La quadruple championne olympique semble de cet avis. “En fin de compte, nous sommes aussi humains, nous devons protéger notre esprit et notre corps, plutôt que de faire ce que le monde attend de nous”, a-t-elle souligné. “Ce que j’ai décidé montre le pouvoir des sportifs, je me suis assurée que je protégeais ma santé mentale et mon bien-être, je ne voulais pas risquer de me faire mal ou de faire quelque chose de stupide en participant à cette compétition. Je veux me concentrer sur mon bien-être, il y a plus dans la vie que la gym.”

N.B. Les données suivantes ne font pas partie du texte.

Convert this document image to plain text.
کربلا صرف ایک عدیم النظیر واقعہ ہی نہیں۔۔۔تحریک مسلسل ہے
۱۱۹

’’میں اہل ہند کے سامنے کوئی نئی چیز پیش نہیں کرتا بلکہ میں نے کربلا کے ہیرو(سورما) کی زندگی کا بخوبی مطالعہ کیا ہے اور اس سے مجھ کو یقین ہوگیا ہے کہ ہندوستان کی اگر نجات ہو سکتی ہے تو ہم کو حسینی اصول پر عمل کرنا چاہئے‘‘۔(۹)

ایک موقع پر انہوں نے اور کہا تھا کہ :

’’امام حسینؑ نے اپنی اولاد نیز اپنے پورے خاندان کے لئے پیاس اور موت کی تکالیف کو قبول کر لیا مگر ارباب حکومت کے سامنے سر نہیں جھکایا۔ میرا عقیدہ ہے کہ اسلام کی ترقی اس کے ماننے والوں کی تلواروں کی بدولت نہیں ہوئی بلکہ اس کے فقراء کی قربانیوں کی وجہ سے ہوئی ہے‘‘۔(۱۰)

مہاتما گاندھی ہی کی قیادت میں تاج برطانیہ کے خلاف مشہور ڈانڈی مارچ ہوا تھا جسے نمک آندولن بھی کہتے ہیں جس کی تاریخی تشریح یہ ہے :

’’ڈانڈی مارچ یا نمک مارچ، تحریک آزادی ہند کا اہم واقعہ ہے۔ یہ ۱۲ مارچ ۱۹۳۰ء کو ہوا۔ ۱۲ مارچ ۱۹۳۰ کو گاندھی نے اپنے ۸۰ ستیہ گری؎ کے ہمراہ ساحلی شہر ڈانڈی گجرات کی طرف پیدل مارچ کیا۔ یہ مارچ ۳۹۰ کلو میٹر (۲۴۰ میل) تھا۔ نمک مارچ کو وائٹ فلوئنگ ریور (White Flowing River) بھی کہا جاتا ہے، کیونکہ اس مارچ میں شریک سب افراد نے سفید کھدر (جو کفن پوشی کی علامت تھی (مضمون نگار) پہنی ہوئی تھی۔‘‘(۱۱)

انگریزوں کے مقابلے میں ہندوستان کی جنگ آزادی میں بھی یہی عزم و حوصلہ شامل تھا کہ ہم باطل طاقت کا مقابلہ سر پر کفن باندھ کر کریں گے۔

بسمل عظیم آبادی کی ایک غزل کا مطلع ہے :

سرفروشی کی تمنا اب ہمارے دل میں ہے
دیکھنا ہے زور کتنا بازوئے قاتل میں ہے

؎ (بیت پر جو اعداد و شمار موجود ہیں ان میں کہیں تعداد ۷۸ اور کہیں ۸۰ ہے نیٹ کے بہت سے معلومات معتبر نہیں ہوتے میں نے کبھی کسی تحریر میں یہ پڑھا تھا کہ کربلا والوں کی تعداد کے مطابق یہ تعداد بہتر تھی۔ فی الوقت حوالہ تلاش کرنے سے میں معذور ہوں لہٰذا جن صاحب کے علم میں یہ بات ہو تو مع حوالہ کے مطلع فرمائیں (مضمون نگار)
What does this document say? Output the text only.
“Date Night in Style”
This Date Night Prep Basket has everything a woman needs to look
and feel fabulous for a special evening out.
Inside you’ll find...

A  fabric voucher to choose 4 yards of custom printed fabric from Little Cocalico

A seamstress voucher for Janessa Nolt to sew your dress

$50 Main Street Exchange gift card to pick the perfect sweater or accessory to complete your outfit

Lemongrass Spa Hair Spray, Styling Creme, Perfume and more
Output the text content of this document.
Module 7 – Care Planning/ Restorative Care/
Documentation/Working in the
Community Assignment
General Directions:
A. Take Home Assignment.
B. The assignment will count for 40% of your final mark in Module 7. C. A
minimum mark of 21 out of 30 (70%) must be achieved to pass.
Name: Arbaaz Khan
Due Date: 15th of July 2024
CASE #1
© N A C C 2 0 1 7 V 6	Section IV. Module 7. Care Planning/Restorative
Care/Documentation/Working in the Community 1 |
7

Le monde du sport est-il en train d’ouvrir les yeux, grâce ces sportifs qui prennent la parole, sur la santé mentale de ses athlètes? Selon Julie-Ann Tullberg, spécialiste de la psychologie dans le sport à l’université Monash en Australie, contactée par l’AFP, “la question de la santé mentale a longtemps été sous-estimée comme cause de la contre-performance dans un environnement sportif aussi intense que les JO. Désormais, les sportifs veulent causer de cette pression ouvertement et librement”, poursuit-elle.
Prise de conscience
La vague de prises de parole sans précédent qui a découlé de l’affaire Weinstein a aussi joué un rôle de taille dans les déclarations de Naomi Osaka ou Simone Biles, selon Véronique Lebar. “Depuis #MeToo, les femmes, les sportifs, les gens en général, causent plus facilement. Sur tout ce qui a trait à l’humain, on observe une libération de la parole”, indique-t-elle.
Depuis l’annonce de son retrait, Simone Biles reçoit un nombre incalculable de messages de soutien, comme cela avait aussi été le cas pour Naomi Osaka. Et la visibilité de tels messages, forts, venant d’aussi grandes athlètes, pourrait changer la donne dans les années à venir. “Il faut pouvoir demander de l’aide quand on vit des périodes difficiles (...) J’espère que ce qu’il s’est passé va permettre aux gens d’ouvrir les yeux (...) Personne n’est parfait, c’est OK parfois de ne pas se sentir OK”, a lancé Michael Phelps. “Sur le terrain, il faut prévenir, anticiper, détecter, libérer la parole, pour qu’aucun sportif n’en arrive à ce que vient de faire Simone Biles”, ajoute Véronique Lebar. À l’heure actuelle, la star américaine est toujours qualifiée pour quatre finales des Jeux olympiques, qui doivent se tenir la semaine prochaine.